Under Stage 4 restrictions, faith leaders may visit someone in a hospital or care facility to share spiritual ministry (or equivalent religious services) to those who are at the end of their life, or if it would support a patient or resident with their emotional or mental wellbeing, in line with other visiting restrictions and if this support cannot be provided remotely.

It is important to note that strict limits on visitors apply in these circumstances. It is critical measures like face coverings and physical distancing are observed and these visits are limited to what is reasonably required and necessary (e.g. a visit has been requested by a patient). Such services can also be provided using video or live streaming, depending on religious tradition.

Can I get married if I have compassionate grounds to do so?

You may have compassionate grounds to marry if you or your partner will be deported if you are not married, or one of you is receiving end of life care.

If you are getting married on compassionate grounds, only five people can attend your wedding – you and your partner, two witnesses and the celebrant. Weddings held in a person’s residence cannot have a nominated person, under the ‘single social bubble’.

Can I travel to regional Victoria to get married?

No. People who live in metropolitan Melbourne cannot book or hold a wedding in regional Victoria, even if it has previously been booked.

Can I attend a wedding?

No, unless you are the witness for a wedding permitted under compassionate grounds. Weddings in metropolitan Melbourne cannot occur and you must not travel outside metropolitan Melbourne to attend a wedding.

Can I attend a prayer group?

All in-person prayer groups in metropolitan Melbourne must stop meeting in person. You can hold a prayer group online or use video conferencing, if feasible.

Can I visit a cemetery outside of attending a funeral?

Yes, you can visit a cemetery in metropolitan Melbourne with one other person, or a member of your household. You cannot travel more than 5km from your house to visit a cemetery if you live within metropolitan Melbourne. You must wear a face covering, unless you have a lawful reason for not doing so. Even with a face covering, you should keep 1.5 metres distance between you and others.

How is this enforced?

Directions continue to be enforced through spot checks by Victoria Police and use of emergency powers by DHHS Authorised Officers to ensure compliance with the Public Health Directions.

Industry bodies, Victoria Police, WorkSafe, and Authorised Officers will work together to inform Victorians about the directions, as well as undertake enforcement and compliance activities as needed.

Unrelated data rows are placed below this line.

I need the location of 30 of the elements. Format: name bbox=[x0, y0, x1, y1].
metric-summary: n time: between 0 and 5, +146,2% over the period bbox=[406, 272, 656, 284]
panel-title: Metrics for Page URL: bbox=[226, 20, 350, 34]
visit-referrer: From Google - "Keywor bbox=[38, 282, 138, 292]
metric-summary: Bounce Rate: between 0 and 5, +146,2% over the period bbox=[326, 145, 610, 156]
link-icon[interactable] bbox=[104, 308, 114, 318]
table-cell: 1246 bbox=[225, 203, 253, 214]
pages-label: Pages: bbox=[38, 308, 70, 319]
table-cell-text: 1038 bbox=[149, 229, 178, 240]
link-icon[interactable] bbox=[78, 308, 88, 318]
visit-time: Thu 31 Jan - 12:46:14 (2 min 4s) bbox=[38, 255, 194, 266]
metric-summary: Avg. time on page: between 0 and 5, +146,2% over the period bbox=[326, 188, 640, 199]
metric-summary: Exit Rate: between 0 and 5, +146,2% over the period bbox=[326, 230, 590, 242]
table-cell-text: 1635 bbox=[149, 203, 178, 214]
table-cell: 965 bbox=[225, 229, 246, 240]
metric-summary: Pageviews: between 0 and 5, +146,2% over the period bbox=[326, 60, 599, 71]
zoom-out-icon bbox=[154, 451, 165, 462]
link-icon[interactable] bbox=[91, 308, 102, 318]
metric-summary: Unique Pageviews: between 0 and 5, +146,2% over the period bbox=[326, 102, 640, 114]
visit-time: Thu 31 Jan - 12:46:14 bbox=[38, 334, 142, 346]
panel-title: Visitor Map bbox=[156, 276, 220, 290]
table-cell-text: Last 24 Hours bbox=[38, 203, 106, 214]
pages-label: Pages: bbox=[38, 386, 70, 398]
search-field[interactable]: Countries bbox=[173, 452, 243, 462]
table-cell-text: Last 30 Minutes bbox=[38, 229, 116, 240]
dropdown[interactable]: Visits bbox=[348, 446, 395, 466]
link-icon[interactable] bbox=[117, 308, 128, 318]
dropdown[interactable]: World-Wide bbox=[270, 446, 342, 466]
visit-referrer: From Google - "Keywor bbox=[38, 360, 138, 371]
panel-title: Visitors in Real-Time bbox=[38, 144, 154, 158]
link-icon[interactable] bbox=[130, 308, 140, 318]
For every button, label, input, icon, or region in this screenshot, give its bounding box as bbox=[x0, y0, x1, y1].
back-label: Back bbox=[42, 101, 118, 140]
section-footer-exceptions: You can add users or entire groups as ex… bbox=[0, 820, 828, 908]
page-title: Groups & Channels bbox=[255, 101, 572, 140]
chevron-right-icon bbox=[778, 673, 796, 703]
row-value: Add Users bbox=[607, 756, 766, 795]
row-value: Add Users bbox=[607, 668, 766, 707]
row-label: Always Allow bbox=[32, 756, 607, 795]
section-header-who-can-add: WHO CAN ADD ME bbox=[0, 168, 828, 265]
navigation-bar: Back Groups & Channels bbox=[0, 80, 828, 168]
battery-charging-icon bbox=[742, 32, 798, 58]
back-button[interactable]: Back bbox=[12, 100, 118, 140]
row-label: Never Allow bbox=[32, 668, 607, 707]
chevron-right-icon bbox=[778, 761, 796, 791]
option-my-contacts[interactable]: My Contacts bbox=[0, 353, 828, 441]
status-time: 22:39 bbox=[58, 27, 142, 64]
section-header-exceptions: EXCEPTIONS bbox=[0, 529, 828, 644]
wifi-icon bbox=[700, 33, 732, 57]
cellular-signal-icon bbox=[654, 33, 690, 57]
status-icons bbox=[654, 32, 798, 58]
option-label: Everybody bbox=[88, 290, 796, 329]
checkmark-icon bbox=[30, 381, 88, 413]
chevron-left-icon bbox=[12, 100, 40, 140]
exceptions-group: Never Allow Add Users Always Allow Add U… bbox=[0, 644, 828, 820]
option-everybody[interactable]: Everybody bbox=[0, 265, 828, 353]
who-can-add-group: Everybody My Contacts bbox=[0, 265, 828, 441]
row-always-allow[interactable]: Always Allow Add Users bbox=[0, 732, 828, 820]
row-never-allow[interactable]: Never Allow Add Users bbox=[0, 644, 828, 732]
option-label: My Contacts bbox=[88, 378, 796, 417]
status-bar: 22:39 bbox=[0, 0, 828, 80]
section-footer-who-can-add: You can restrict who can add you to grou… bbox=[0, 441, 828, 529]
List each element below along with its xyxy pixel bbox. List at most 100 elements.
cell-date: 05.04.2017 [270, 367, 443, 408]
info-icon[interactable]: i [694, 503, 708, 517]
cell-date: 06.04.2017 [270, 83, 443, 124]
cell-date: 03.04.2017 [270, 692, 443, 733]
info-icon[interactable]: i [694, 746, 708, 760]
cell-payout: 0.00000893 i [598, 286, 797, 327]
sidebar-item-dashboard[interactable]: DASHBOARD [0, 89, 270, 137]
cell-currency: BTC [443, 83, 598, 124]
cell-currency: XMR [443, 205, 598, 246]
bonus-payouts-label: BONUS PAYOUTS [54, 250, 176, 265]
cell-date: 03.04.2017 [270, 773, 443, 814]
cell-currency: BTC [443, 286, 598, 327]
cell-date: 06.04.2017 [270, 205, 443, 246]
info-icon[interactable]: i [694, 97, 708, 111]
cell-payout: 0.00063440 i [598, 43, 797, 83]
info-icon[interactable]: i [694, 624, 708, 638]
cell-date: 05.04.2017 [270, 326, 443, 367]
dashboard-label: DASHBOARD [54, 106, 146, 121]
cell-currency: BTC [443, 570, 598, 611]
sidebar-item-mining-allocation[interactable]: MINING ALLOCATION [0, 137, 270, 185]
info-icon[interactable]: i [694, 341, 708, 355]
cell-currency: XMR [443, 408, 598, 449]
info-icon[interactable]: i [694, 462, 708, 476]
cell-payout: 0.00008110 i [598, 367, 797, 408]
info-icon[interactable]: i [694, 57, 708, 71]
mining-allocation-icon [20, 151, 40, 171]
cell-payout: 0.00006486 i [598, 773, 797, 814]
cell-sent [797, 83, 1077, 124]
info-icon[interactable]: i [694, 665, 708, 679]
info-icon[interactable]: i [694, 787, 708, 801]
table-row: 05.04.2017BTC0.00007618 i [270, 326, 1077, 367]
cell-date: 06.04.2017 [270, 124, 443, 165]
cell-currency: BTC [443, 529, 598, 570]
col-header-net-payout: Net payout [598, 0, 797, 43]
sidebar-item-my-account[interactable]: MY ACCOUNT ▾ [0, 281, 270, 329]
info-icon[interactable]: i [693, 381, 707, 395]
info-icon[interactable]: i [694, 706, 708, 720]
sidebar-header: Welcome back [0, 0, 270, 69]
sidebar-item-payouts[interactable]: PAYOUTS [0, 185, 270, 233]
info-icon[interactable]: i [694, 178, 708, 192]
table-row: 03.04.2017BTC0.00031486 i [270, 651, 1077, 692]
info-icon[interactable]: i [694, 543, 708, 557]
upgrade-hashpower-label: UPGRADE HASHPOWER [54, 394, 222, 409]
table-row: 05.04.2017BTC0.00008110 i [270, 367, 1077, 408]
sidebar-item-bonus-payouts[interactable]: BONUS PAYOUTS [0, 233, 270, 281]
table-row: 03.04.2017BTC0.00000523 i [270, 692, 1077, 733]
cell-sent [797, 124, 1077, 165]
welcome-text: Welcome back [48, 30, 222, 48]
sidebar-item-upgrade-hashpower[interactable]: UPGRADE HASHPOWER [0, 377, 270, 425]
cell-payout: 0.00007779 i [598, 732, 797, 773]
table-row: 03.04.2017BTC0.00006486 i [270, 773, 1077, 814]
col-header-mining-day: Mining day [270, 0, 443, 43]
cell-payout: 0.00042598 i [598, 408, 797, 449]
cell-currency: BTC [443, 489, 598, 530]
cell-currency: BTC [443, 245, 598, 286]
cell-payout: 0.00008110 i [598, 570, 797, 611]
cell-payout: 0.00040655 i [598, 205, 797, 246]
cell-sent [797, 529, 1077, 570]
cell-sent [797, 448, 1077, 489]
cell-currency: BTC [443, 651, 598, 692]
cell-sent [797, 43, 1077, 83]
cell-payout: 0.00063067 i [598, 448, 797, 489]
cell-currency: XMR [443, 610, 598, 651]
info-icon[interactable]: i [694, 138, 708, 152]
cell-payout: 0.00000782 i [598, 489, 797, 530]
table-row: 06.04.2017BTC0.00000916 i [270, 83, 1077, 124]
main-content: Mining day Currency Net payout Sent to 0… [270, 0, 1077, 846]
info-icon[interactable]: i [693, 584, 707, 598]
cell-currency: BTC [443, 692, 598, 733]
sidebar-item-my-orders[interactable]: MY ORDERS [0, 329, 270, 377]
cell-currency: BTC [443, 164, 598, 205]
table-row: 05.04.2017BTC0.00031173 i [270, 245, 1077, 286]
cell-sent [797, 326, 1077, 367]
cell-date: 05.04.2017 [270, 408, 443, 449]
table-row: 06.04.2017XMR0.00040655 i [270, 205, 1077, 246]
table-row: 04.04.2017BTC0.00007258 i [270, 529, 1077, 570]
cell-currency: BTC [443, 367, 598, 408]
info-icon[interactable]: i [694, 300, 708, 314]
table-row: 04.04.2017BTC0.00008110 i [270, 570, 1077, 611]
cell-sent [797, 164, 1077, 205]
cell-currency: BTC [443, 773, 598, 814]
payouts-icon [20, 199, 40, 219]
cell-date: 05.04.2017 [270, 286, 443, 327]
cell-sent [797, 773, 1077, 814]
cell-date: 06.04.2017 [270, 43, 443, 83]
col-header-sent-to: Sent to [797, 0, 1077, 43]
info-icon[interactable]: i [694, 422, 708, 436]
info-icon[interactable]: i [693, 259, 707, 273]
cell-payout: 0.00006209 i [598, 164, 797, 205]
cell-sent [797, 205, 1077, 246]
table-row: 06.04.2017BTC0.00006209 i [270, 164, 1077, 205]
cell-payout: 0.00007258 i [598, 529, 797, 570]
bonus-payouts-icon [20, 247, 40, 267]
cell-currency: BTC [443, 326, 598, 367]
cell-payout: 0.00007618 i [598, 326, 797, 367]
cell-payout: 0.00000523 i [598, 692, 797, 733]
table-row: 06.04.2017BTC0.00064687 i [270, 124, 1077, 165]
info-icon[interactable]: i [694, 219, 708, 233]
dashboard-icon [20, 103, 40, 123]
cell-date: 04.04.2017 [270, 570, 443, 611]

Members of the public can raise concerns about venues through the Police Assistance Line (PAL) on 131 444.  Workers can raise concerns via WorkSafe on 1800 136 089. Employers can talk to their industry regulator or peak body for specific industry related support.

A Coronavirus (COVID-19) Outbreak Joint Intelligence Unit has been established to support comprehensive preparedness and responses to outbreaks and identify and manage outbreak risks.

DHHS and WorkSafe is co-ordinating intelligence and information on businesses that are non-compliant.

What are the penalties for non-compliance?

Victoria Police can issue on the spot fines of up to $1,652 for individuals and up to $9,913 for businesses for: 

  • refusing or failing to comply with the emergency directions
  • refusing or failing to comply with a public health risk power direction   
  • refusing or failing to comply with the Public Health Directions to provide information.

Fines of up to $20,000 for individuals and $100,000 for businesses are possible through the court system. Individuals who do not wear a face covering and do not have a lawful reason can be fined $200.